Reklama

David Gahan: Nie jestem guru

"Zawsze wierzyłem, że to, co robię, obchodzi ludzi" - mówi David Gahan, wokalista zespołu Depeche Mode. Właśnie ukazała się jego pierwsza solowa płyta, zatytułowana "Paper Monsters". Gahan twierdzi jednak, iż wcale nie oznacza to, że Depeche Mode rozpadli się.

"Niczego z góry nie zakładałem. Uważałem tylko, by technologia nie miała zbytniego wpływu na muzykę" - tak Gahan opowiada o nagrywaniu swojego albumu w wywiadzie dla "Gazety Wyborczej".

Wokalista zdecydowanie odżegnuje się od roli guru.
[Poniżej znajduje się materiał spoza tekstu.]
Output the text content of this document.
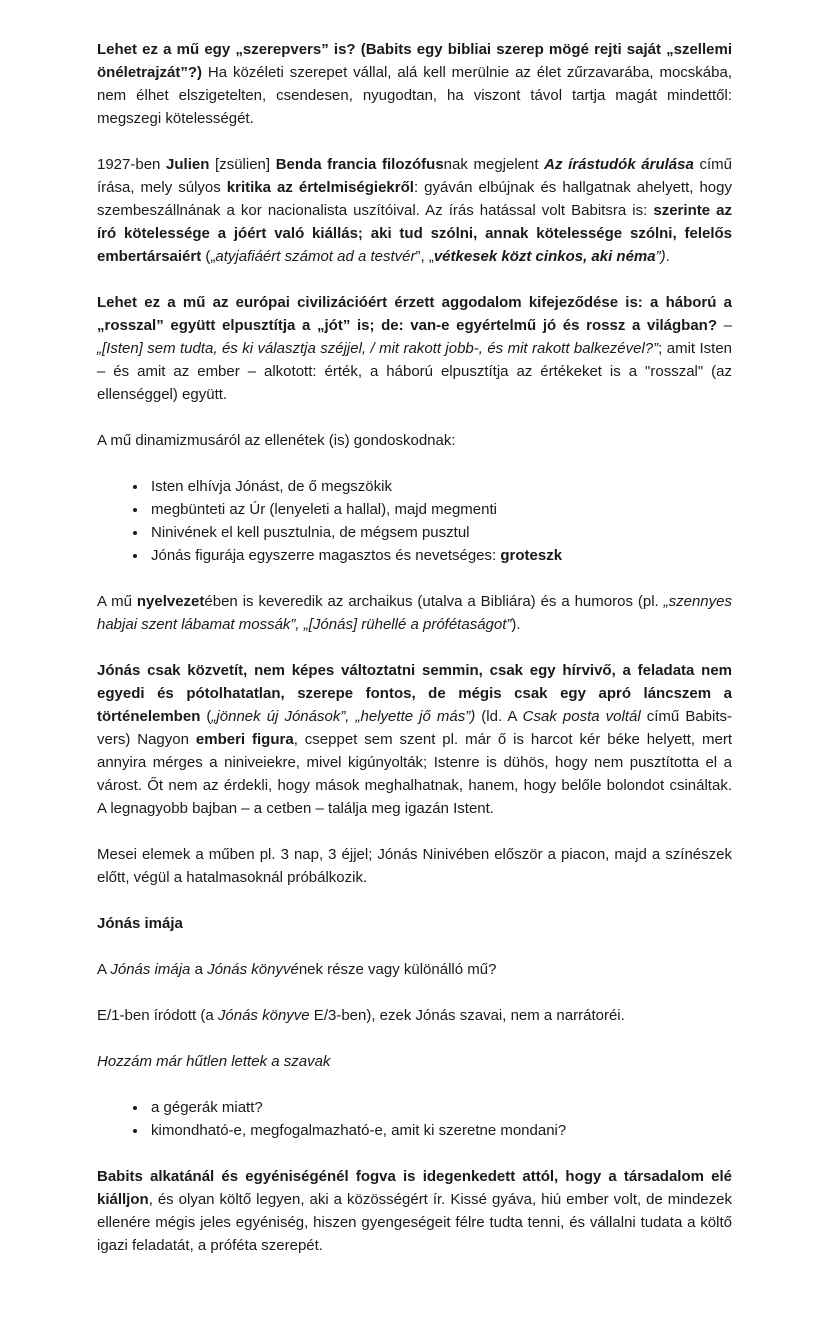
Lehet ez a mű egy „szerepvers” is? (Babits egy bibliai szerep mögé rejti saját „szellemi önéletrajzát”?) Ha közéleti szerepet vállal, alá kell merülnie az élet zűrzavarába, mocskába, nem élhet elszigetelten, csendesen, nyugodtan, ha viszont távol tartja magát mindettől: megszegi kötelességét.

1927-ben Julien [zsülien] Benda francia filozófusnak megjelent Az írástudók árulása című írása, mely súlyos kritika az értelmiségiekről: gyáván elbújnak és hallgatnak ahelyett, hogy szembeszállnának a kor nacionalista uszítóival. Az írás hatással volt Babitsra is: szerinte az író kötelessége a jóért való kiállás; aki tud szólni, annak kötelessége szólni, felelős embertársaiért („atyjafiáért számot ad a testvér”, „vétkesek közt cinkos, aki néma”).

Lehet ez a mű az európai civilizációért érzett aggodalom kifejeződése is: a háború a „rosszal” együtt elpusztítja a „jót” is; de: van-e egyértelmű jó és rossz a világban? – „[Isten] sem tudta, és ki választja széjjel, / mit rakott jobb-, és mit rakott balkezével?”; amit Isten – és amit az ember – alkotott: érték, a háború elpusztítja az értékeket is a "rosszal" (az ellenséggel) együtt.

A mű dinamizmusáról az ellenétek (is) gondoskodnak:

• Isten elhívja Jónást, de ő megszökik
• megbünteti az Úr (lenyeleti a hallal), majd megmenti
• Ninivének el kell pusztulnia, de mégsem pusztul
• Jónás figurája egyszerre magasztos és nevetséges: groteszk

A mű nyelvezetében is keveredik az archaikus (utalva a Bibliára) és a humoros (pl. „szennyes habjai szent lábamat mossák”, „[Jónás] rühellé a prófétaságot”).

Jónás csak közvetít, nem képes változtatni semmin, csak egy hírvivő, a feladata nem egyedi és pótolhatatlan, szerepe fontos, de mégis csak egy apró láncszem a történelemben („jönnek új Jónások”, „helyette jő más”) (ld. A Csak posta voltál című Babits-vers) Nagyon emberi figura, cseppet sem szent pl. már ő is harcot kér béke helyett, mert annyira mérges a niniveiekre, mivel kigúnyolták; Istenre is dühös, hogy nem pusztította el a várost. Őt nem az érdekli, hogy mások meghalhatnak, hanem, hogy belőle bolondot csináltak. A legnagyobb bajban – a cetben – találja meg igazán Istent.

Mesei elemek a műben pl. 3 nap, 3 éjjel; Jónás Ninivében először a piacon, majd a színészek előtt, végül a hatalmasoknál próbálkozik.

Jónás imája

A Jónás imája a Jónás könyvének része vagy különálló mű?

E/1-ben íródott (a Jónás könyve E/3-ben), ezek Jónás szavai, nem a narrátoréi.

Hozzám már hűtlen lettek a szavak

• a gégerák miatt?
• kimondható-e, megfogalmazható-e, amit ki szeretne mondani?

Babits alkatánál és egyéniségénél fogva is idegenkedett attól, hogy a társadalom elé kiálljon, és olyan költő legyen, aki a közösségért ír. Kissé gyáva, hiú ember volt, de mindezek ellenére mégis jeles egyéniség, hiszen gyengeségeit félre tudta tenni, és vállalni tudata a költő igazi feladatát, a próféta szerepét.
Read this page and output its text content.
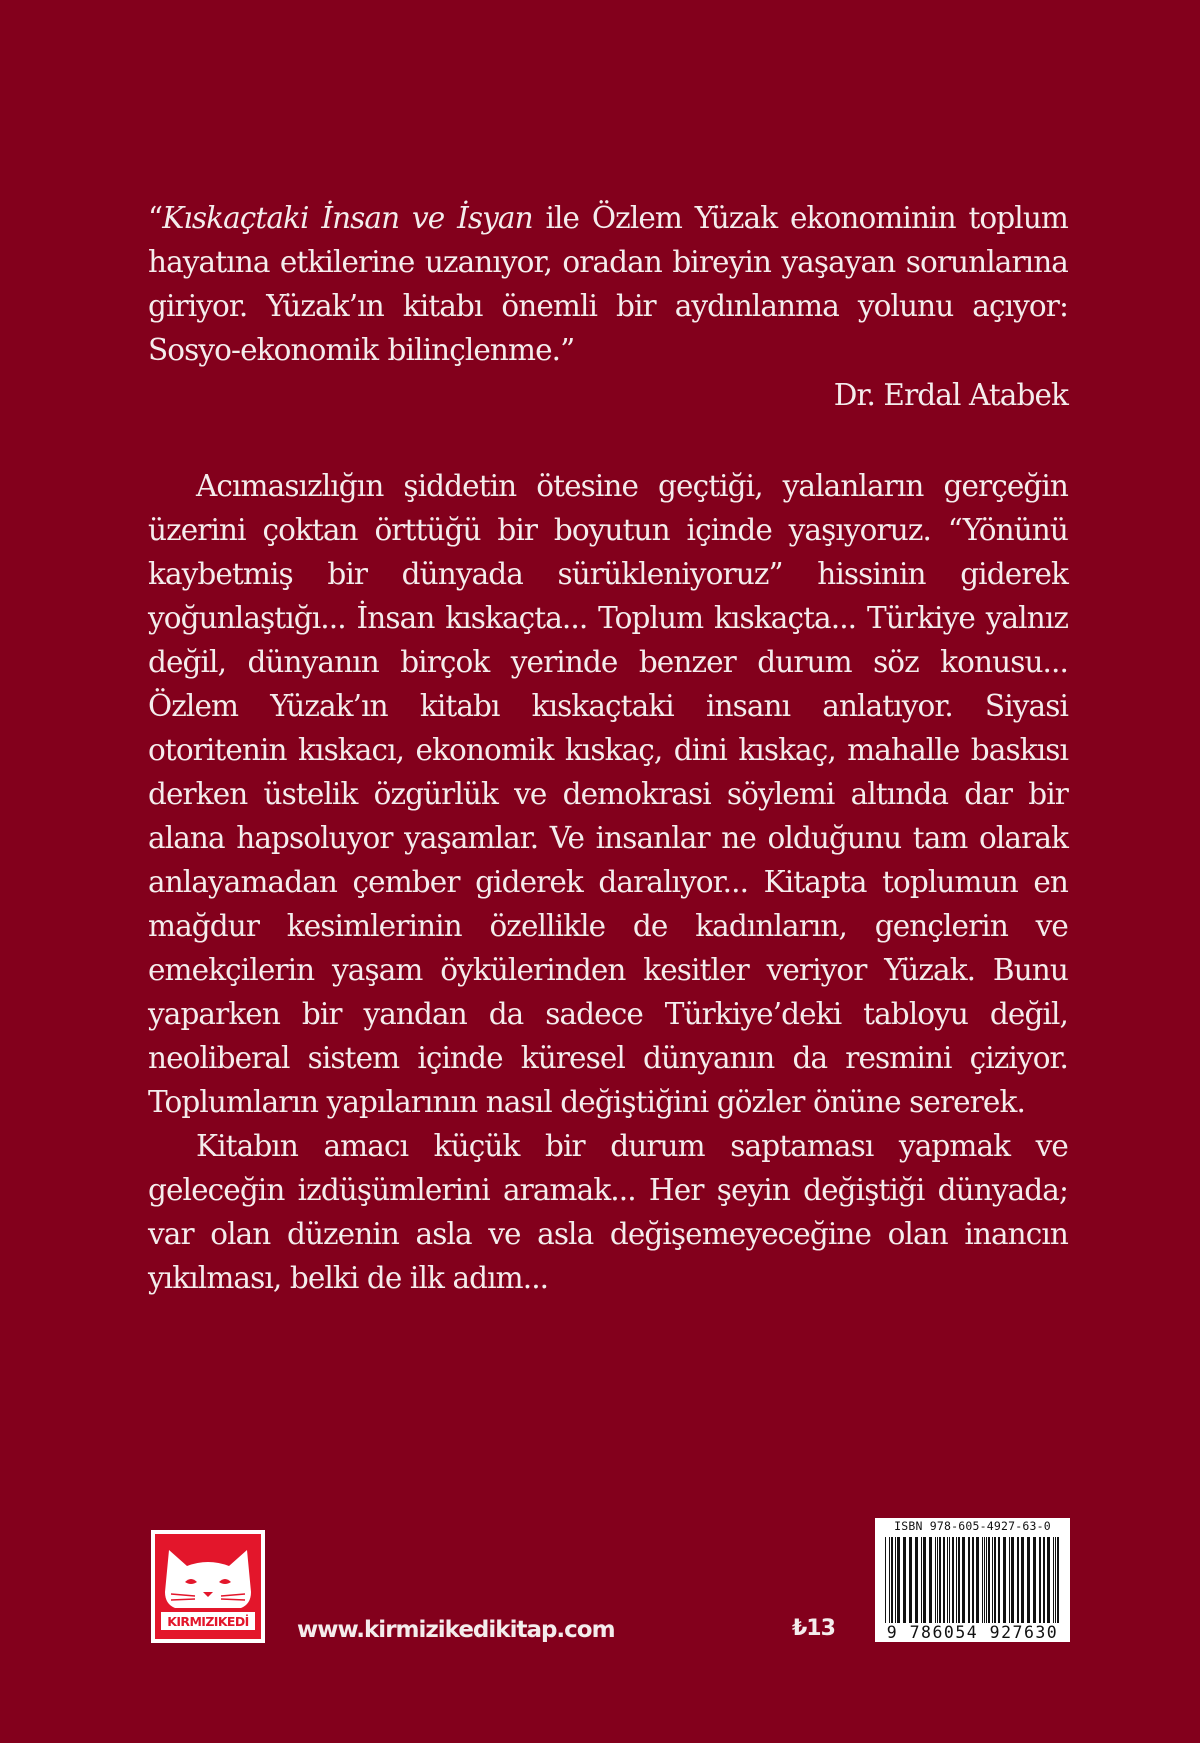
“Kıskaçtaki İnsan ve İsyan ile Özlem Yüzak ekonominin toplum hayatına etkilerine uzanıyor, oradan bireyin yaşayan sorunlarına giriyor. Yüzak’ın kitabı önemli bir aydınlanma yolunu açıyor: Sosyo-ekonomik bilinçlenme.”
Dr. Erdal Atabek

Acımasızlığın şiddetin ötesine geçtiği, yalanların gerçeğin üzerini çoktan örttüğü bir boyutun içinde yaşıyoruz. “Yönünü kaybetmiş bir dünyada sürükleniyoruz” hissinin giderek yoğunlaştığı... İnsan kıskaçta... Toplum kıskaçta... Türkiye yalnız değil, dünyanın birçok yerinde benzer durum söz konusu... Özlem Yüzak’ın kitabı kıskaçtaki insanı anlatıyor. Siyasi otoritenin kıskacı, ekonomik kıskaç, dini kıskaç, mahalle baskısı derken üstelik özgürlük ve demokrasi söylemi altında dar bir alana hapsoluyor yaşamlar. Ve insanlar ne olduğunu tam olarak anlayamadan çember giderek daralıyor... Kitapta toplumun en mağdur kesimlerinin özellikle de kadınların, gençlerin ve emekçilerin yaşam öykülerinden kesitler veriyor Yüzak. Bunu yaparken bir yandan da sadece Türkiye’deki tabloyu değil, neoliberal sistem içinde küresel dünyanın da resmini çiziyor. Toplumların yapılarının nasıl değiştiğini gözler önüne sererek.

Kitabın amacı küçük bir durum saptaması yapmak ve geleceğin izdüşümlerini aramak... Her şeyin değiştiği dünyada; var olan düzenin asla ve asla değişemeyeceğine olan inancın yıkılması, belki de ilk adım...

KIRMIZIKEDİ www.kirmizikedikitap.com	₺13
ISBN 978-605-4927-63-0
9 786054 927630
"Nie udzielam innym wskazówek, jak powinni sobie ułożyć życie. Moja muzyka może na nich wpływać, czasem pomagać. Nie mam jednak odpowiedzi, jak żyć. Jeśli tego ode mnie oczekujecie, to znajdźcie sobie innego bohatera."

Fanów Depeche Mode zaniepokoić może inna wypowiedź Gahana.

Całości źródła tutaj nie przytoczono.